You can see remnants of the community at the Koreshan State Historic Site at U.S. 41 and Corkscrew Road. The few remaining Koreshans deeded the park land to the state in 1961.
FGCU360 asked Millner to share a bit of what she learned.
How would you describe your book – is it a comprehensive history? Investigative journalism?
Narrative journalism. Erik Larson’s “Devil in the White City” was a model for me. The book reads like a story — with scenes, dialog and characters —and it’s the first definitive history of the Koreshans.
Tons of information: letters, journals, newspapers, photographs, sheet music, price lists, event invitations, lecture announcements and, of course, the copious publications from Teed himself and his followers.
What did you learn in your research that was new or surprising?
Several myths turned out not to be true. One was that Cyrus Teed died because of a street fight in Fort Myers. Speaking to a neurologist led me to a deeper story about how the human mind works. Another myth was that Teed’s entire body was swept out to sea by the 1921 hurricane. But the Koreshans found several of his bones and his skull when they cleaned up his tomb.
Why did they choose to set down roots in Estero?
Before they came here, they were in Chicago, where they had trouble paying their heating and water bills and their rent. The media harassed them. Citizens held indignation meetings in front of their living quarters. And there were lawsuits. They wanted peace and isolation. And here was this man in Estero who wrote to them, trying to sell his land. Ultimately, he transferred it to them nearly for free. It was property on a river that crossed the only path from Fort Myers to Naples (now U.S. 41). They could fish and grow their own food. No heating bills. No rent. And for a while, no media harassment.
What were some of the hardships they faced here?
Typhoid, mosquitoes and ground fleas, cows trampling their crops, freezes, heat, heavy rain, fires, hunger, financial trouble and political challenges.
What kind of folks were those who joined – were they educated people?
Definitely educated. They studied Latin and Greek, they read and performed Shakespeare. They valued culture. They had their own orchestra, band and drama troupe. They kept up with the news.
Were such cults more commonplace in the 19th century?
They were, but Teed was very late to the game. By the late 19th century, most utopian societies had failed. People were finding that social reform could be done more effectively within society, rather than apart from it. Which made the Koreshans seem quaint and odd.
Was Teed’s allure mostly grounded in a cult of personality?

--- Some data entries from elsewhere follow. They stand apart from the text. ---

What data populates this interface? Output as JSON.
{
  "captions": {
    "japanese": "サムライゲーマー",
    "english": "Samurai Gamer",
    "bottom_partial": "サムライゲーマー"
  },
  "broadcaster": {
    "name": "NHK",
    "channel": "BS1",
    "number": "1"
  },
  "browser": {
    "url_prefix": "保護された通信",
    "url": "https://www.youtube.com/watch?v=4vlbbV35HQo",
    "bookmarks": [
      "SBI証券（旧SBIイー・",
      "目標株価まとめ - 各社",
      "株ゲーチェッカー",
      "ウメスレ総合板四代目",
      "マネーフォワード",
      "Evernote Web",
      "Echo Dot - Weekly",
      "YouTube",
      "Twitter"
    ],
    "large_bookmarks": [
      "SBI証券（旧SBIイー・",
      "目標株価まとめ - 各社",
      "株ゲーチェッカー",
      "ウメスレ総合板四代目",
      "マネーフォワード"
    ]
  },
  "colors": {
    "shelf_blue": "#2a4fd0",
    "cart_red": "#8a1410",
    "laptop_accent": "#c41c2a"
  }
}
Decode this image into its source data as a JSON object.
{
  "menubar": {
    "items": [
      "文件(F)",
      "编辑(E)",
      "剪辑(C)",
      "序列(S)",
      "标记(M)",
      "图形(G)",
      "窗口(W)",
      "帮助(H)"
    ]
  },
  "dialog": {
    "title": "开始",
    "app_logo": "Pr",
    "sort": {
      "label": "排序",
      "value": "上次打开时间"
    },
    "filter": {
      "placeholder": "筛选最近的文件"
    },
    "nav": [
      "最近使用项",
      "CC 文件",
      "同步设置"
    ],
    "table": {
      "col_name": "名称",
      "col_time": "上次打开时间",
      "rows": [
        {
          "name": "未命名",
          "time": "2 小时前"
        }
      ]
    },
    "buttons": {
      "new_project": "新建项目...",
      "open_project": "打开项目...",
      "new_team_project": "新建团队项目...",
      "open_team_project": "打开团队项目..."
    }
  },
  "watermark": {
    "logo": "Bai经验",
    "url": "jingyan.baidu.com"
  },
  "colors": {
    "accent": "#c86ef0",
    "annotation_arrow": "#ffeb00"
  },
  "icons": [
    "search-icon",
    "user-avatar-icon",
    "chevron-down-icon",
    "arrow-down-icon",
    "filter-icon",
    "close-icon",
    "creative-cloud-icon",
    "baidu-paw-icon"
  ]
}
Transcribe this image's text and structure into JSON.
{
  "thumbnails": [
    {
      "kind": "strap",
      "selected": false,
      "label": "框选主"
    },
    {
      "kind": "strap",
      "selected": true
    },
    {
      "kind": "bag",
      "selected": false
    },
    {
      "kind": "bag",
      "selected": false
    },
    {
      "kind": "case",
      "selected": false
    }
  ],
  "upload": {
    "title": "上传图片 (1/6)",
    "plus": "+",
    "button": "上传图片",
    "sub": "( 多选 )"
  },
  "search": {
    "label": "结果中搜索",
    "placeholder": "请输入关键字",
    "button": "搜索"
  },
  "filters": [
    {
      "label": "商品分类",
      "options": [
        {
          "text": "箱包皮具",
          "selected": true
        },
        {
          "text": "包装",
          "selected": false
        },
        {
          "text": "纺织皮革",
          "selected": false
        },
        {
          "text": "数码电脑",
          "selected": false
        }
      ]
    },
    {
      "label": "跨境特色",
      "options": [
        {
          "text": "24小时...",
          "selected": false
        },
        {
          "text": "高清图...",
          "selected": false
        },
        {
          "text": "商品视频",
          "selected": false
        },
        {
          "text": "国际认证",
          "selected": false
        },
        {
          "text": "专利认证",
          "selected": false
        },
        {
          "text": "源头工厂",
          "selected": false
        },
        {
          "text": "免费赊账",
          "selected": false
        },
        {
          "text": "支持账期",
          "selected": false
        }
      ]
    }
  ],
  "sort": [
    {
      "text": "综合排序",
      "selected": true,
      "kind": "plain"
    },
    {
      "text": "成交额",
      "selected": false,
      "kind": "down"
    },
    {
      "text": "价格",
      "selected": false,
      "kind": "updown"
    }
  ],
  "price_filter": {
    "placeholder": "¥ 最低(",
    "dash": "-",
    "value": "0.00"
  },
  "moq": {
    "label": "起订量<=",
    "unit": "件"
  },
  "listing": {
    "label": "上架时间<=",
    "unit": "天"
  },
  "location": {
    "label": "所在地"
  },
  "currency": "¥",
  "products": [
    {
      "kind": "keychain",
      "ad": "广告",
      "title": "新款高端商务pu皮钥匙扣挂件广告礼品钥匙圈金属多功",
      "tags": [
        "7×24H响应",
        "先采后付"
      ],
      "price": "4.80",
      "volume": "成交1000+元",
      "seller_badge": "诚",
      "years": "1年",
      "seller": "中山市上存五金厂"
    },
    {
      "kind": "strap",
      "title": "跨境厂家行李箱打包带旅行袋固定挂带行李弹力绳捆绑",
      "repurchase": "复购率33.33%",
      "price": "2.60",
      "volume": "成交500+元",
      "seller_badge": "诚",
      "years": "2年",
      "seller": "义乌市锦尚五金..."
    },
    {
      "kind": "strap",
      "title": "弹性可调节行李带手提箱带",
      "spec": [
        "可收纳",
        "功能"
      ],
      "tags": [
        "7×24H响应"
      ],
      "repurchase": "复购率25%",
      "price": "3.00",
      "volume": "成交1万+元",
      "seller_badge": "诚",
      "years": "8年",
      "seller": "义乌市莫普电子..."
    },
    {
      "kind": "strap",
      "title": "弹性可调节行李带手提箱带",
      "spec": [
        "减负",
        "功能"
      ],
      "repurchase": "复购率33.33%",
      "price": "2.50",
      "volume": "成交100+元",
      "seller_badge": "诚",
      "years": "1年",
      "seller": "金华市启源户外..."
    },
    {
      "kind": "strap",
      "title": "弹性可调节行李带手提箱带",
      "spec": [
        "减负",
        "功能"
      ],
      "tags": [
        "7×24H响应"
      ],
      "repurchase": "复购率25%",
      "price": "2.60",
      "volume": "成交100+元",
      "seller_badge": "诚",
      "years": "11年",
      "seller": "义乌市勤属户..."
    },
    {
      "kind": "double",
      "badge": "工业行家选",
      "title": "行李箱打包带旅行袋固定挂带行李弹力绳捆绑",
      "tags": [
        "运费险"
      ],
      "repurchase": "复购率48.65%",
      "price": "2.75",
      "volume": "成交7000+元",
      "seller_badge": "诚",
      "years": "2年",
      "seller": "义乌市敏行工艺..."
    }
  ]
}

He wasn’t all that successful in his efforts to develop a cult of personality. It was more about his charisma. Account after account tells of his powerful, resonant speaking voice and his piercing eyes. [Florida journalist and environmentalist] Marjory Stoneman Douglas, for instance, wrote that he was a magnetic man. So there was that. But also, what drew people to Koreshanity was that he had answers to all of the mysteries in the universe. That’s pretty seductive if you think about it.
Some accounts say that a powerful electrical shock that knocked him unconscious preceded his claim of divine inspiration, or “illumination.”
I was not able to confirm the electric shock. What I was able to confirm — from Teed’s writings, from psychiatry of the day, and from talking to a modern-day psychiatrist — was that he very likely had narcissistic personality disorder and bipolar disorder. Delusions — such as his “illumination” — could have gone along with that. Of course, it’s very possible that he knew full well that he didn’t have the illumination, and that he invented it. It’s curious that he did not publish anything about it for years, until he had several followers. We’ll never know whether he earnestly believed he was a savior — or whether he was a charlatan.
Why do you think people are still interested in learning about the Koreshans?
The Koreshans wanted what we all want: To live somewhere beautiful away from pollution and crime, to eat healthy food, to have more time to play, to raise our children the way we see fit, to have answers. To transcend. That’s hard to turn away from. We want to dismiss them as different. That’s convenient. But untrue.